For this project, an image matching pipeline was implemented, involving interest point detection via Harris corner detection (see here), feature detection via SIFT (see here), and feature matching with a nearest neighbor distance ratio.With this pipeline in place, three pairs of images were matched (two successfully): pictures of Notre Dame, pictures of Mount Rushmore, and pictures of the Episcopal Palace by Gaudí.
I will now explain in detail the corner detection algorithm and its results, the simplified SIFT algorithm used, and the final image results.
Harris corner detection is a method of detecting interest points in an image by identifying edges and corners in an image. The algorithm is as such:
% optional: blur the image
I = gaussian_blur(image)
% Calculate the derivatives in the x and y direction
Ix, Iy = derivatives(I)
% Square the derivatives
Ix2 = Ix .* Ix
Iy2 = Iy .* Iy
IxIy = Ix .* Iy
% Perform a gaussian filter on all squares
g(Ix2) = gaussian_blur(Ix2)
g(Iy2) = gaussian_blur(Iy2)
g(IxIy) = gaussian_blur(IxIy)
% Define some alpha, usually between 0.04 and 0.06
α = 0.06
% Perform the cornerness function
har = g(Ix2)g(Iy2) - [g(IxIy)]2 - α[g(Ix2) + g(Iy2)]2
% Perform some non-maximum suppression, e.g. max of connected components
components = connected_components(har)
suppressed = zeros(size(har))
for component in components
maximum = max(component.members)
suppressed(maximum.coordinates) = 1
end
return suppressed
The above code was implemented in MATLAB, and run to produce the results seen below. You may need to zoom in on the suppressed image to see the selected points.

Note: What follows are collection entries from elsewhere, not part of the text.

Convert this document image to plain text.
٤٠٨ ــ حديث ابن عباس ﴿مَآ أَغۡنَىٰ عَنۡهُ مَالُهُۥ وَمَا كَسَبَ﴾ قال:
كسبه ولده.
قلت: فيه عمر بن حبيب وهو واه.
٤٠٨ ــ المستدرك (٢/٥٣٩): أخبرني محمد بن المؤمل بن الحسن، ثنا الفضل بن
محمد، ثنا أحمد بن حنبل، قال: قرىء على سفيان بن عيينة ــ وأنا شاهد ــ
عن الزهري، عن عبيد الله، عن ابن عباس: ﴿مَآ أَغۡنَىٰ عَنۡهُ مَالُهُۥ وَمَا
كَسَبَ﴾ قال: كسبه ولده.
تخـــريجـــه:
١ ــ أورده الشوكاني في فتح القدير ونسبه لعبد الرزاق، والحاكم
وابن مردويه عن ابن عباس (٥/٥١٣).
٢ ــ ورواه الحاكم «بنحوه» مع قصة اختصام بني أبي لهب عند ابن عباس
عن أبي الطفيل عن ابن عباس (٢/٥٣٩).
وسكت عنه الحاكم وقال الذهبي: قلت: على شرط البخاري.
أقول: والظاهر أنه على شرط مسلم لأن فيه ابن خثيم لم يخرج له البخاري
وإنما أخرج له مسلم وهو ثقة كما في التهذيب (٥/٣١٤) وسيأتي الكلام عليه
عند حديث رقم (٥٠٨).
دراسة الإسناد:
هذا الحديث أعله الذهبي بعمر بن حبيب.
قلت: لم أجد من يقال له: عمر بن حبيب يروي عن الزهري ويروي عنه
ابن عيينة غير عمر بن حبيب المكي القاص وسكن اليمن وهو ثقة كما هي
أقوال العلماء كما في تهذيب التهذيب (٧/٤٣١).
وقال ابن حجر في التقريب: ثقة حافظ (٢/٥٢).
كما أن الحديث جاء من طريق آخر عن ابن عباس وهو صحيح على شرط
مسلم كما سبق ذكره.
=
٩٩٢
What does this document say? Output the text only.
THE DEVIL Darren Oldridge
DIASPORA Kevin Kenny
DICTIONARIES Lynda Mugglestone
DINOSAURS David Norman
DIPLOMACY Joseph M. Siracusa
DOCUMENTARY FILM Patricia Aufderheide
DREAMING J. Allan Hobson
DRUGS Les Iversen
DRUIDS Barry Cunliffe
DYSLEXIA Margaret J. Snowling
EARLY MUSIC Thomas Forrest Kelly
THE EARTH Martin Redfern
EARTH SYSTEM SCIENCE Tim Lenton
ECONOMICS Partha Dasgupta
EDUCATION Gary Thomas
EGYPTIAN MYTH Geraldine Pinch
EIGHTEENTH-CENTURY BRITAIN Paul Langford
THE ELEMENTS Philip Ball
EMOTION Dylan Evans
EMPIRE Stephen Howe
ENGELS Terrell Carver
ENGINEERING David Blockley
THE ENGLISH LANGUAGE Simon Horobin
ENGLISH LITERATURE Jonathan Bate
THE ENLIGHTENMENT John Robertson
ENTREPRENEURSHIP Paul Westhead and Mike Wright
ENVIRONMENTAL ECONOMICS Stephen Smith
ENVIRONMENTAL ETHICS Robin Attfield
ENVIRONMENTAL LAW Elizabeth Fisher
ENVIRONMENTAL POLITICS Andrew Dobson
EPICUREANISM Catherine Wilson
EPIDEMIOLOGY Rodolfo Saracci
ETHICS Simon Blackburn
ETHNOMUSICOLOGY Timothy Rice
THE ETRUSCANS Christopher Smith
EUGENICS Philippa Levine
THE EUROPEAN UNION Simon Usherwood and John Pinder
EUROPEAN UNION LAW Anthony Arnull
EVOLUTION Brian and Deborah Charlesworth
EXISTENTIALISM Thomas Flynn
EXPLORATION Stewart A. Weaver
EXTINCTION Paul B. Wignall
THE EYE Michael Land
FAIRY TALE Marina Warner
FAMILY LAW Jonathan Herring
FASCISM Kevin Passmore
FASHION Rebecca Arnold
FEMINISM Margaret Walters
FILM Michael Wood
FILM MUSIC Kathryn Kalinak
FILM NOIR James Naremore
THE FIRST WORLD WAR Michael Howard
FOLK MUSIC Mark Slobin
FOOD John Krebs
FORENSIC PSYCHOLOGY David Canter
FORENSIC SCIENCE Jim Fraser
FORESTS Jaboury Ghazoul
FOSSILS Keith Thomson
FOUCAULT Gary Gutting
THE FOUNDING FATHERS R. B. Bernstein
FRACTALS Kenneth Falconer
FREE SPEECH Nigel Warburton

fig. 1 the original image | fig. 2 after Harris | fig. 3 after suppression |
As you can see, the Harris corner detection algorithm detects corners fairly well, and the suppression method pares down clusters of similar points to remove, since they essentially represent the same information.
When implemented, accuracy jumped up about 17% for the Notre Dame pair of images, as compared to the ground-truth comparison points. This is due to the fact that, even though they are not absolutely correct, the sheer number of interest points found resulted in the confidences of the top 100 points to be much higher than the ground-truth equivalents.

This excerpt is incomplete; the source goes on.